4.2. In sostanza la corte d’appello, dopo aver espressamente dato atto che, secondo il tribunale, il curatore fallimentare non aveva fornito la prova “né della preesistenza dei crediti ammessi al passivo alla stipulazione della cessione del ramo d’azienda di cui ha invocato la declaratoria d’inefficacia (e nemmeno ha dato, in alternativa, idonea prova della preordinazione dell’atto a pregiudicare i crediti successivamente sorti) (…) né l’ammontare dei medesimi, né l’effettivo decremento della consistenza patrimoniale della società a seguito del predetto negozio giuridico”, è pervenuta a conclusioni opposte sulla base di un’autonoma disamina delle risultanze istruttorie (ivi compreso lo stato passivo delle domande tempestive e tardive, della cui produzione si dà atto a pag. 4 del ricorso).

5. Al riguardo è appena il caso di sottolineare che, in tema di azione revocatoria ordinaria: i) l’esistenza della cd. dolosa preordinazione – che nel caso di specie i giudici d’appello hanno riscontrato sulla base di un accertamento in fatto non sindacabile in questa sede, in assenza di appropriate censure motivazionali ex art. 360 c.p.c., comma 1, n. 5) – esclude, in quanto ad essa alternativa, la necessità di provare la preesistenza di crediti rispetto all’atto dispositivo (Cass. 9092/1998, 11924/2009, 5810/2019); ii) lo stato di insolvenza (cui si fa riferimento a pag. 12 del ricorso) non rileva sotto il profilo oggettivo del cd. eventus damni – il cui onere della prova grava sul curatore fallimentare – essendo sufficiente che l’atto dispositivo abbia causato maggiore difficoltà o incertezza nel recupero coattivo, secondo una valutazione operata ex ante, avendo riguardo anche alla modificazione qualitativa della composizione del patrimonio (Cass. 16986/2007, 26331/2008, 1896/2012, 4728/2018); iii) lo stato di insolvenza non rileva nemmeno ai fini dell’elemento soggettivo, poiché, a differenza dell’azione revocatoria fallimentare ex art. 67 L. Fall., il curatore non è gravato della prova della cd. scientia decoctionis, essendo sufficiente che sia dimostrata la conoscenza, da parte del terzo, del semplice pregiudizio arrecato alle ragioni creditorie, a causa della menomazione della garanzia generica di cui all’art. 2740 c.c. (Cass. 9170/2015).

6. All’inammissibilità del ricorso segue la condanna del ricorrente alla rifusione delle spese del giudizio di legittimità, liquidate come da dispositivo. Sussistono i presupposti processuali per il cd. raddoppio del contributo unificato D.P.R. n. 115 del 2002, ex art. 13, comma 1-quater (cfr. Cass. Sez. U, 23535/2019; 4315/2020).

P.Q.M.

La Corte dichiara inammissibile il ricorso.

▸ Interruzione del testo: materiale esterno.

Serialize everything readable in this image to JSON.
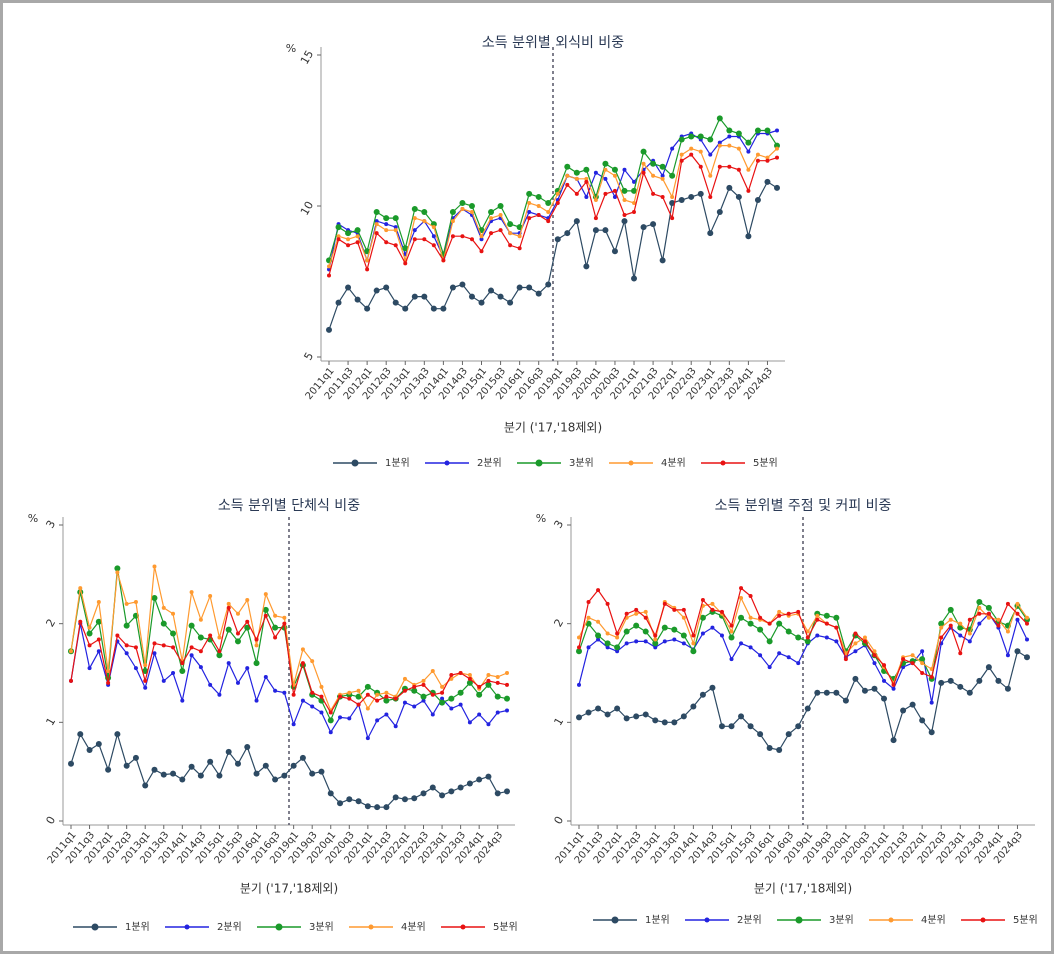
{
  "chart_data": [
    {
      "type": "line",
      "title": "소득 분위별 외식비 비중",
      "ylabel": "%",
      "xlabel": "분기 ('17,'18제외)",
      "categories": [
        "2011q1",
        null,
        "2011q3",
        null,
        "2012q1",
        null,
        "2012q3",
        null,
        "2013q1",
        null,
        "2013q3",
        null,
        "2014q1",
        null,
        "2014q3",
        null,
        "2015q1",
        null,
        "2015q3",
        null,
        "2016q1",
        null,
        "2016q3",
        null,
        "2019q1",
        null,
        "2019q3",
        null,
        "2020q1",
        null,
        "2020q3",
        null,
        "2021q1",
        null,
        "2021q3",
        null,
        "2022q1",
        null,
        "2022q3",
        null,
        "2023q1",
        null,
        "2023q3",
        null,
        "2024q1",
        null,
        "2024q3",
        null
      ],
      "ylim": [
        5,
        15
      ],
      "yticks": [
        5,
        10,
        15
      ],
      "series": [
        {
          "name": "1분위",
          "color": "#2d4a63",
          "values": [
            5.9,
            6.8,
            7.3,
            6.9,
            6.6,
            7.2,
            7.3,
            6.8,
            6.6,
            7.0,
            7.0,
            6.6,
            6.6,
            7.3,
            7.4,
            7.0,
            6.8,
            7.2,
            7.0,
            6.8,
            7.3,
            7.3,
            7.1,
            7.4,
            8.9,
            9.1,
            9.5,
            8.0,
            9.2,
            9.2,
            8.5,
            9.5,
            7.6,
            9.3,
            9.4,
            8.2,
            10.1,
            10.2,
            10.3,
            10.4,
            9.1,
            9.8,
            10.6,
            10.3,
            9.0,
            10.2,
            10.8,
            10.6
          ]
        },
        {
          "name": "2분위",
          "color": "#2323e0",
          "values": [
            7.9,
            9.4,
            9.2,
            9.1,
            8.2,
            9.5,
            9.4,
            9.3,
            8.4,
            9.2,
            9.5,
            9.0,
            8.3,
            9.6,
            9.9,
            9.7,
            8.9,
            9.5,
            9.6,
            9.1,
            9.1,
            9.8,
            9.7,
            9.6,
            10.2,
            11.0,
            10.9,
            10.3,
            11.1,
            10.9,
            10.3,
            11.2,
            10.8,
            11.2,
            11.5,
            11.0,
            11.9,
            12.3,
            12.4,
            12.2,
            11.7,
            12.1,
            12.3,
            12.3,
            11.8,
            12.4,
            12.4,
            12.5
          ]
        },
        {
          "name": "3분위",
          "color": "#1a9a2a",
          "values": [
            8.2,
            9.3,
            9.1,
            9.2,
            8.5,
            9.8,
            9.6,
            9.6,
            8.6,
            9.9,
            9.8,
            9.4,
            8.4,
            9.8,
            10.1,
            10.0,
            9.2,
            9.8,
            10.0,
            9.4,
            9.3,
            10.4,
            10.3,
            10.1,
            10.5,
            11.3,
            11.1,
            11.2,
            10.3,
            11.4,
            11.2,
            10.5,
            10.5,
            11.8,
            11.4,
            11.3,
            11.0,
            12.2,
            12.3,
            12.3,
            12.2,
            12.9,
            12.5,
            12.4,
            12.1,
            12.5,
            12.5,
            12.0
          ]
        },
        {
          "name": "4분위",
          "color": "#ff9a30",
          "values": [
            8.0,
            9.0,
            8.9,
            9.0,
            8.2,
            9.4,
            9.2,
            9.2,
            8.2,
            9.6,
            9.5,
            9.3,
            8.2,
            9.5,
            9.9,
            9.8,
            9.0,
            9.6,
            9.7,
            9.1,
            9.0,
            10.1,
            10.0,
            9.8,
            10.4,
            11.0,
            10.9,
            10.9,
            10.2,
            11.2,
            11.0,
            10.2,
            10.1,
            11.4,
            11.0,
            10.9,
            10.3,
            11.7,
            11.9,
            11.8,
            11.0,
            12.0,
            12.0,
            11.9,
            11.2,
            11.7,
            11.6,
            11.9
          ]
        },
        {
          "name": "5분위",
          "color": "#e81212",
          "values": [
            7.7,
            8.9,
            8.7,
            8.8,
            7.9,
            9.1,
            8.8,
            8.7,
            8.1,
            8.9,
            8.9,
            8.7,
            8.2,
            9.0,
            9.0,
            8.9,
            8.5,
            9.1,
            9.2,
            8.7,
            8.6,
            9.6,
            9.7,
            9.5,
            10.1,
            10.7,
            10.4,
            10.8,
            9.6,
            10.4,
            10.5,
            9.7,
            9.8,
            11.1,
            10.4,
            10.3,
            9.6,
            11.5,
            11.7,
            11.3,
            10.3,
            11.3,
            11.3,
            11.2,
            10.5,
            11.5,
            11.5,
            11.6
          ]
        }
      ]
    },
    {
      "type": "line",
      "title": "소득 분위별 단체식 비중",
      "ylabel": "%",
      "xlabel": "분기 ('17,'18제외)",
      "categories": [
        "2011q1",
        null,
        "2011q3",
        null,
        "2012q1",
        null,
        "2012q3",
        null,
        "2013q1",
        null,
        "2013q3",
        null,
        "2014q1",
        null,
        "2014q3",
        null,
        "2015q1",
        null,
        "2015q3",
        null,
        "2016q1",
        null,
        "2016q3",
        null,
        "2019q1",
        null,
        "2019q3",
        null,
        "2020q1",
        null,
        "2020q3",
        null,
        "2021q1",
        null,
        "2021q3",
        null,
        "2022q1",
        null,
        "2022q3",
        null,
        "2023q1",
        null,
        "2023q3",
        null,
        "2024q1",
        null,
        "2024q3",
        null
      ],
      "ylim": [
        0,
        3
      ],
      "yticks": [
        0,
        1,
        2,
        3
      ],
      "series": [
        {
          "name": "1분위",
          "color": "#2d4a63",
          "values": [
            0.58,
            0.88,
            0.72,
            0.78,
            0.52,
            0.88,
            0.56,
            0.64,
            0.36,
            0.52,
            0.47,
            0.48,
            0.42,
            0.55,
            0.46,
            0.6,
            0.46,
            0.7,
            0.58,
            0.75,
            0.48,
            0.56,
            0.42,
            0.46,
            0.56,
            0.64,
            0.48,
            0.5,
            0.28,
            0.18,
            0.22,
            0.2,
            0.15,
            0.14,
            0.14,
            0.24,
            0.22,
            0.23,
            0.28,
            0.34,
            0.26,
            0.3,
            0.34,
            0.38,
            0.42,
            0.45,
            0.28,
            0.3
          ]
        },
        {
          "name": "2분위",
          "color": "#2323e0",
          "values": [
            1.42,
            2.0,
            1.55,
            1.72,
            1.38,
            1.82,
            1.7,
            1.55,
            1.35,
            1.7,
            1.42,
            1.5,
            1.22,
            1.68,
            1.56,
            1.38,
            1.28,
            1.6,
            1.4,
            1.55,
            1.22,
            1.46,
            1.32,
            1.3,
            0.98,
            1.22,
            1.16,
            1.1,
            0.9,
            1.05,
            1.04,
            1.18,
            0.84,
            1.02,
            1.08,
            0.96,
            1.2,
            1.16,
            1.22,
            1.08,
            1.24,
            1.14,
            1.18,
            1.0,
            1.08,
            0.98,
            1.1,
            1.12
          ]
        },
        {
          "name": "3분위",
          "color": "#1a9a2a",
          "values": [
            1.72,
            2.32,
            1.9,
            2.02,
            1.45,
            2.56,
            1.98,
            2.08,
            1.52,
            2.26,
            2.0,
            1.9,
            1.52,
            1.98,
            1.86,
            1.84,
            1.68,
            1.94,
            1.82,
            1.96,
            1.6,
            2.14,
            1.96,
            1.96,
            1.36,
            1.58,
            1.28,
            1.22,
            1.02,
            1.26,
            1.28,
            1.26,
            1.36,
            1.3,
            1.22,
            1.24,
            1.34,
            1.32,
            1.26,
            1.3,
            1.2,
            1.24,
            1.3,
            1.4,
            1.28,
            1.38,
            1.26,
            1.24
          ]
        },
        {
          "name": "4분위",
          "color": "#ff9a30",
          "values": [
            1.72,
            2.36,
            1.96,
            2.22,
            1.52,
            2.52,
            2.2,
            2.22,
            1.58,
            2.58,
            2.16,
            2.1,
            1.62,
            2.32,
            2.04,
            2.28,
            1.86,
            2.2,
            2.1,
            2.24,
            1.78,
            2.3,
            2.08,
            2.06,
            1.38,
            1.74,
            1.62,
            1.36,
            1.12,
            1.28,
            1.3,
            1.32,
            1.14,
            1.28,
            1.3,
            1.26,
            1.44,
            1.38,
            1.42,
            1.52,
            1.36,
            1.44,
            1.5,
            1.48,
            1.34,
            1.48,
            1.46,
            1.5
          ]
        },
        {
          "name": "5분위",
          "color": "#e81212",
          "values": [
            1.42,
            2.02,
            1.78,
            1.84,
            1.4,
            1.88,
            1.78,
            1.76,
            1.42,
            1.8,
            1.78,
            1.76,
            1.6,
            1.76,
            1.72,
            1.88,
            1.72,
            2.16,
            1.9,
            2.02,
            1.84,
            2.08,
            1.86,
            2.0,
            1.28,
            1.6,
            1.3,
            1.26,
            1.1,
            1.26,
            1.24,
            1.18,
            1.28,
            1.22,
            1.26,
            1.24,
            1.32,
            1.36,
            1.38,
            1.28,
            1.3,
            1.48,
            1.5,
            1.44,
            1.36,
            1.42,
            1.4,
            1.38
          ]
        }
      ]
    },
    {
      "type": "line",
      "title": "소득 분위별 주점 및 커피 비중",
      "ylabel": "%",
      "xlabel": "분기 ('17,'18제외)",
      "categories": [
        "2011q1",
        null,
        "2011q3",
        null,
        "2012q1",
        null,
        "2012q3",
        null,
        "2013q1",
        null,
        "2013q3",
        null,
        "2014q1",
        null,
        "2014q3",
        null,
        "2015q1",
        null,
        "2015q3",
        null,
        "2016q1",
        null,
        "2016q3",
        null,
        "2019q1",
        null,
        "2019q3",
        null,
        "2020q1",
        null,
        "2020q3",
        null,
        "2021q1",
        null,
        "2021q3",
        null,
        "2022q1",
        null,
        "2022q3",
        null,
        "2023q1",
        null,
        "2023q3",
        null,
        "2024q1",
        null,
        "2024q3",
        null
      ],
      "ylim": [
        0,
        3
      ],
      "yticks": [
        0,
        1,
        2,
        3
      ],
      "series": [
        {
          "name": "1분위",
          "color": "#2d4a63",
          "values": [
            1.05,
            1.1,
            1.14,
            1.08,
            1.14,
            1.04,
            1.06,
            1.08,
            1.02,
            1.0,
            1.0,
            1.06,
            1.16,
            1.28,
            1.35,
            0.96,
            0.96,
            1.06,
            0.96,
            0.88,
            0.74,
            0.72,
            0.88,
            0.96,
            1.14,
            1.3,
            1.3,
            1.3,
            1.22,
            1.44,
            1.32,
            1.34,
            1.24,
            0.82,
            1.12,
            1.18,
            1.02,
            0.9,
            1.4,
            1.42,
            1.36,
            1.3,
            1.42,
            1.56,
            1.42,
            1.34,
            1.72,
            1.66
          ]
        },
        {
          "name": "2분위",
          "color": "#2323e0",
          "values": [
            1.38,
            1.76,
            1.84,
            1.76,
            1.72,
            1.8,
            1.82,
            1.82,
            1.76,
            1.82,
            1.84,
            1.8,
            1.74,
            1.9,
            1.96,
            1.88,
            1.64,
            1.8,
            1.76,
            1.68,
            1.56,
            1.7,
            1.66,
            1.6,
            1.8,
            1.88,
            1.86,
            1.82,
            1.66,
            1.72,
            1.78,
            1.6,
            1.42,
            1.34,
            1.56,
            1.6,
            1.72,
            1.2,
            1.8,
            1.96,
            1.88,
            1.82,
            2.0,
            2.1,
            1.96,
            1.68,
            2.04,
            1.84
          ]
        },
        {
          "name": "3분위",
          "color": "#1a9a2a",
          "values": [
            1.72,
            2.0,
            1.88,
            1.8,
            1.76,
            1.92,
            1.98,
            1.92,
            1.8,
            1.96,
            1.94,
            1.88,
            1.72,
            2.06,
            2.12,
            2.08,
            1.86,
            2.06,
            2.0,
            1.94,
            1.82,
            2.0,
            1.92,
            1.86,
            1.82,
            2.1,
            2.08,
            2.06,
            1.72,
            1.88,
            1.8,
            1.68,
            1.52,
            1.44,
            1.6,
            1.62,
            1.64,
            1.44,
            2.0,
            2.14,
            1.96,
            1.94,
            2.22,
            2.16,
            2.02,
            1.98,
            2.18,
            2.04
          ]
        },
        {
          "name": "4분위",
          "color": "#ff9a30",
          "values": [
            1.86,
            2.06,
            2.02,
            1.9,
            1.86,
            2.06,
            2.1,
            2.12,
            1.84,
            2.22,
            2.16,
            2.06,
            1.8,
            2.18,
            2.2,
            2.1,
            1.92,
            2.26,
            2.06,
            2.04,
            2.0,
            2.12,
            2.08,
            2.1,
            1.92,
            2.08,
            2.0,
            1.96,
            1.7,
            1.8,
            1.86,
            1.72,
            1.56,
            1.4,
            1.66,
            1.68,
            1.6,
            1.54,
            1.96,
            2.04,
            2.0,
            1.9,
            2.16,
            2.06,
            2.04,
            1.92,
            2.2,
            2.06
          ]
        },
        {
          "name": "5분위",
          "color": "#e81212",
          "values": [
            1.76,
            2.22,
            2.34,
            2.2,
            1.9,
            2.1,
            2.14,
            2.06,
            1.88,
            2.2,
            2.14,
            2.14,
            1.88,
            2.24,
            2.14,
            2.12,
            1.98,
            2.36,
            2.28,
            2.06,
            2.0,
            2.08,
            2.1,
            2.12,
            1.86,
            2.04,
            2.0,
            1.96,
            1.64,
            1.9,
            1.82,
            1.68,
            1.58,
            1.38,
            1.64,
            1.6,
            1.5,
            1.46,
            1.86,
            1.98,
            1.7,
            2.04,
            2.1,
            2.1,
            1.98,
            2.2,
            2.1,
            2.0
          ]
        }
      ]
    }
  ]
}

Condanna il ricorrente al pagamento delle spese del giudizio di legittimità in favore del controricorrente, che liquida in Euro 7.000,00 per compensi, oltre a spese forfettarie nella misura del 15 per cento, esborsi liquidati in Euro 200,00 ed accessori di legge.

Ai sensi del D.P.R. n. 115 del 2002, art. 13, comma 1 quater, dà atto della sussistenza dei presupposti processuali per il versamento, da parte del ricorrente, di un ulteriore importo a titolo di contributo unificato, pari a quello previsto per il ricorso a norma dello stesso art. 13, comma 1 bis, se dovuto.

Così deciso in Roma, nella camera di consiglio, il 17 novembre 2021.